Hernandez’s interpretation incentivizes strategic behavior and unquestionably undermines healthcare providers. It places the only asset that employees necessarily possess after receiving a workers’ compensation award or settlement—the award or settlement itself—beyond the reach of providers. Moreover, ensuring that providers are paid helps guarantee that employees receive care in the first place—surely a goal of the workers’ compensation regime. Applying the exemption in section 21 to the claims of care providers creates tension with the rest of the Act. It’s at least possible that Hernandez’s interpretation generates the “absurdity, inconvenience, or injustice” that Illinois law seeks to avoid [quoting .” Sylvester v. Industrial Comm’n, 197 Ill. 2d 225, 756 N.E.2d 822, 827, 258 Ill. Dec. 548 (Ill. 2001)].

The Seventh Circuit panel added that without guidance from the Illinois Supreme Court, it declined to hold, as the district court had done, that section 21 no longer blocked this class of creditors.

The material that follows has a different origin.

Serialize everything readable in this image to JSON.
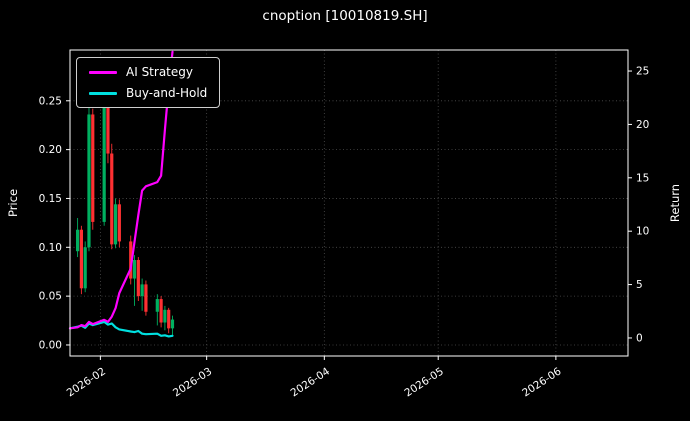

That was one reasonable interpretation of the amended Act, but was also possible that the General Assembly’s silence on the matter meant the workers’ compensation exemption remained intact.

Specific Question

Accordingly, the Court ask the Illinois Supreme Court, in its discretion, to answer the following certified question:

After the 2005 amendments to 820 Ill. Comp. Stat. 305/8 and the enactment of 305/8.2, does section 21 of the Illinois Workers’ Compensation Act exempt the proceeds of a workers’ compensation settlement from the claims of medical-care providers who treated the illness or injury associated with that settlement?

We all await the Supreme Court’s answer to this important question.